The identifying information from the SIM card is packaged with the call into Haiti, and then the package is routed via the Internet to a local receiver in Haiti.

The local receiver, allegedly operated by agents of UPM in Haiti, uses the cloned SIM card data to complete the call to the ultimate recipient in Haiti through Digicel's telecommunications network in that country.

This process allows UPM to pretend to initiate a local call in Haiti when the call was in fact initiated outside of Haiti, thus bypassing Digicel's international switches and international charges.

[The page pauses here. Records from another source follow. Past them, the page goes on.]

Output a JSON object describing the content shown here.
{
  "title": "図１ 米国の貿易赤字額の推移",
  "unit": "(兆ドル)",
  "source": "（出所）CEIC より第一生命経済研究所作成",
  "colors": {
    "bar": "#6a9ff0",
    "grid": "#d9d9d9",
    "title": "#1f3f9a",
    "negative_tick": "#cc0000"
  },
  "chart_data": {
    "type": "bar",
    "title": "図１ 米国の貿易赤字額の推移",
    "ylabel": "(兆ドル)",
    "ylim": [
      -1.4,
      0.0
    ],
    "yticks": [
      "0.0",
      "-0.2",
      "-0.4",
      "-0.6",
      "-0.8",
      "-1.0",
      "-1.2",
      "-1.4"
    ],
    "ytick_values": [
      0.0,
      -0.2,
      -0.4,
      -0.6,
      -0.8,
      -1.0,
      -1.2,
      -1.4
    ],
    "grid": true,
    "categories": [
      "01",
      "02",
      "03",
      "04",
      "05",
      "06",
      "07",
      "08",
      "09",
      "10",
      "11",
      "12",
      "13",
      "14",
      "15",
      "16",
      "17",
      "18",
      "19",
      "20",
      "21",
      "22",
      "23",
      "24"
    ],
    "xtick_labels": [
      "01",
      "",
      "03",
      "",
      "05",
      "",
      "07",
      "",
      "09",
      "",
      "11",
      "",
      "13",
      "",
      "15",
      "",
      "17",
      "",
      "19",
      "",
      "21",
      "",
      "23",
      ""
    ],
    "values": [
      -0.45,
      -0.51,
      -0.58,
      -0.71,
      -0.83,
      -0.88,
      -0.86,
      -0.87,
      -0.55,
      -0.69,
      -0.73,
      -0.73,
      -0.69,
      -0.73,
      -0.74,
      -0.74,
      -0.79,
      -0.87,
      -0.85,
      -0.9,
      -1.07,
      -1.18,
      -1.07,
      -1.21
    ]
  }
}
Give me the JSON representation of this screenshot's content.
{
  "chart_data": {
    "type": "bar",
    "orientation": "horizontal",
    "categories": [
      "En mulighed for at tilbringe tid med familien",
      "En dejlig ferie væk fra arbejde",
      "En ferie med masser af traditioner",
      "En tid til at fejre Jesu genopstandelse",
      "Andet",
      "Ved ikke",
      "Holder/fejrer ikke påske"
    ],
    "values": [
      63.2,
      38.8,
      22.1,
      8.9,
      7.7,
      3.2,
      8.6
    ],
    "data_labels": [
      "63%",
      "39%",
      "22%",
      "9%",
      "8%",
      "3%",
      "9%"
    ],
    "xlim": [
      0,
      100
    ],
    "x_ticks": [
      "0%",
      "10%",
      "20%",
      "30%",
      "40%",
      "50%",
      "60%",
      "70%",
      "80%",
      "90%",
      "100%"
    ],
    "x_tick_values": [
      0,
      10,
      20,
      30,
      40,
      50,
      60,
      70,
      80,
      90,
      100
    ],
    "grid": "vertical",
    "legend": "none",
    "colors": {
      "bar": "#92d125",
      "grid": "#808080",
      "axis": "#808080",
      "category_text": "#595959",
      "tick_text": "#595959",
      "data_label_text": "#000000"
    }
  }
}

In this way, UPM "intentionally manipulates the SIM card data to misrepresent the international call to Digicel's Haitian network as a domestic call made in Haiti, and only the domestic calling fees are charged," the telecoms asserts in the court documents.

Use of multiple receivers

Additionally, Digicel alleges that to avoid easy detection, UPM uses multiple, portable receivers in various locations. The software on the SIM servers manipulates calling patterns by directing calls to be spread among various receivers.

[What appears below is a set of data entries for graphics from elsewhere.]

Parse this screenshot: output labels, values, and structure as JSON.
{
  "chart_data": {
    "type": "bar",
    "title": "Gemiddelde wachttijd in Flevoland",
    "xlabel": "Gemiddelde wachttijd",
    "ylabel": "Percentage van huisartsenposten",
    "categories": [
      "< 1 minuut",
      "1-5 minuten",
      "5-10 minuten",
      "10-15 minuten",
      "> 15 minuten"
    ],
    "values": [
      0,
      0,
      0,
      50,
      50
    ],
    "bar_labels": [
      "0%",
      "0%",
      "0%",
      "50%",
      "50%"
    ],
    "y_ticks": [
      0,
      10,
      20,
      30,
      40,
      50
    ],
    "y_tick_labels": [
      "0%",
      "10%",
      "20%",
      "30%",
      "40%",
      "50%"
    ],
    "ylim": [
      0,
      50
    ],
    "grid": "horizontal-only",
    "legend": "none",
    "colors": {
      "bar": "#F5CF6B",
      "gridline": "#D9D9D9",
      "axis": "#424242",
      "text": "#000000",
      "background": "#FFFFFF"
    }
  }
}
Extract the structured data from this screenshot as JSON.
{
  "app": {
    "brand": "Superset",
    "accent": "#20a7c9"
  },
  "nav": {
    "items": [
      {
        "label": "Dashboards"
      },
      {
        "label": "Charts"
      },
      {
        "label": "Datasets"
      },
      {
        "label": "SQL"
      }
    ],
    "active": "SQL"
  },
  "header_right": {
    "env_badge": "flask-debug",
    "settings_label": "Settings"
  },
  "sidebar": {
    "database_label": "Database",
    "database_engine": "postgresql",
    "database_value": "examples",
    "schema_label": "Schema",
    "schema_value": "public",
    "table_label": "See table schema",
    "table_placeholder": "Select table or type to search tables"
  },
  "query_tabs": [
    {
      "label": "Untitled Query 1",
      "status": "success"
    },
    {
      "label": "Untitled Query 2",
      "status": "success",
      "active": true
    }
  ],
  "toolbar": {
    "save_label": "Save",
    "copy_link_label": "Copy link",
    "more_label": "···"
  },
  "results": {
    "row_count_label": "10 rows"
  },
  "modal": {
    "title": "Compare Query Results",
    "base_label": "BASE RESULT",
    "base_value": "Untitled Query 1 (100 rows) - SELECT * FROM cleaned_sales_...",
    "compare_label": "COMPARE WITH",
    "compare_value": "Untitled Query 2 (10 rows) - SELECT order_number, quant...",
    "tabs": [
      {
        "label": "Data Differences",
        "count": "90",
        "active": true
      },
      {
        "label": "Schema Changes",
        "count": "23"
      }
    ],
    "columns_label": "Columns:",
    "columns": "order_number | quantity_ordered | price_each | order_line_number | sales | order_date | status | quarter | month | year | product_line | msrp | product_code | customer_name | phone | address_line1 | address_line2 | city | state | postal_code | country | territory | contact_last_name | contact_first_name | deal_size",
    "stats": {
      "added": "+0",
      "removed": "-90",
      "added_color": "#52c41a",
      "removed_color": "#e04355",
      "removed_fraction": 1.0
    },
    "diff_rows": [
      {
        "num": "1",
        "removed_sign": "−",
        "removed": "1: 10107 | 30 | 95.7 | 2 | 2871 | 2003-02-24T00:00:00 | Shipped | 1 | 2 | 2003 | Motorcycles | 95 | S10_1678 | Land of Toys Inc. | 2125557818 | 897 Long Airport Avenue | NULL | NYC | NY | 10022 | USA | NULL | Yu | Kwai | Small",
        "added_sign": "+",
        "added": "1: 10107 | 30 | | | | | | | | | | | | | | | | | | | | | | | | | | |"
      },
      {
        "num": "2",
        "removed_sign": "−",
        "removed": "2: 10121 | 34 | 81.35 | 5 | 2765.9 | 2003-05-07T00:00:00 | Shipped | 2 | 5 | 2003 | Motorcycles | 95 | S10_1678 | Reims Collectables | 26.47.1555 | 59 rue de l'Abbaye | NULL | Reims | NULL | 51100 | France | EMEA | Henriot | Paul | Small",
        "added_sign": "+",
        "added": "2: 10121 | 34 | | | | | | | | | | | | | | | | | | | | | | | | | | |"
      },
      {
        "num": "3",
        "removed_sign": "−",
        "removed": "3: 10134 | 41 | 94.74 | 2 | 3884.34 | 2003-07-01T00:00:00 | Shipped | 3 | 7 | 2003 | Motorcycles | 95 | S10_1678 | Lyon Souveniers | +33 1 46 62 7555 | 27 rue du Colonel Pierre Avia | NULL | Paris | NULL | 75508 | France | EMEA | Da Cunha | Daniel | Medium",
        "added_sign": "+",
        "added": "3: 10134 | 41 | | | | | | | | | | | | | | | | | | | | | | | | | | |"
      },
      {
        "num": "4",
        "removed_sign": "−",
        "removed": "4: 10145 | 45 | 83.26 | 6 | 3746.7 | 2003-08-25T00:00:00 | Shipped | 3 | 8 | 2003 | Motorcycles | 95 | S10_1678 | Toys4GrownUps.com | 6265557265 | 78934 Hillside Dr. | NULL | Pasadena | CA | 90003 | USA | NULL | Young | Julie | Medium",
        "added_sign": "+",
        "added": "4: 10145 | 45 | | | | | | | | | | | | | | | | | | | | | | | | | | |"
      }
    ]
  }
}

Digicel claims that spreading the calls among multiple receivers is intended to mimic the calling patterns of real people. If all calls went to - and then from - a single receiver in a static location, the abnormal call volumes to the particular tower in the area of the receiver could be flagged as a sign of bypass fraud, the telecoms said.

However, as the court opinion noted, UPM refers to the second routing method as Voice over Internet Protocol. UPM argues that the method has never involved cloning or copying SIM cards because it lawfully purchases the SIMs and simply uses the prepaid minutes on them to enable customers to make local calls in Haiti using Digicel's local network as any local caller would.

UPM further argues that because it pays for both the RLYH plans and the minutes purchased on the SIM cards, UPM and its customers legitimately acquire access to Digicel's local network.

Judge Simon said that if non-technological fraud constituted Digicel's only theory of how UPM defrauded it, the court would dismiss the claim. However, he said the allegations that UPM diverted millions of minutes of calling time away from Digicel's international switches, for which UPM has not compensated the company, satisfy the elements of common law fraud in Oregon.

The judge also ruled that Digicel had not adequately stated claims for non-technological fraud or technological fraud based on affirmative misrepresentations, but said this was not fatal to its complaint.

The court, having ruled that some, although not all, of Digicel's theories were sufficiently plausible to back its claims, denied UPM's motion to dismiss the complaint.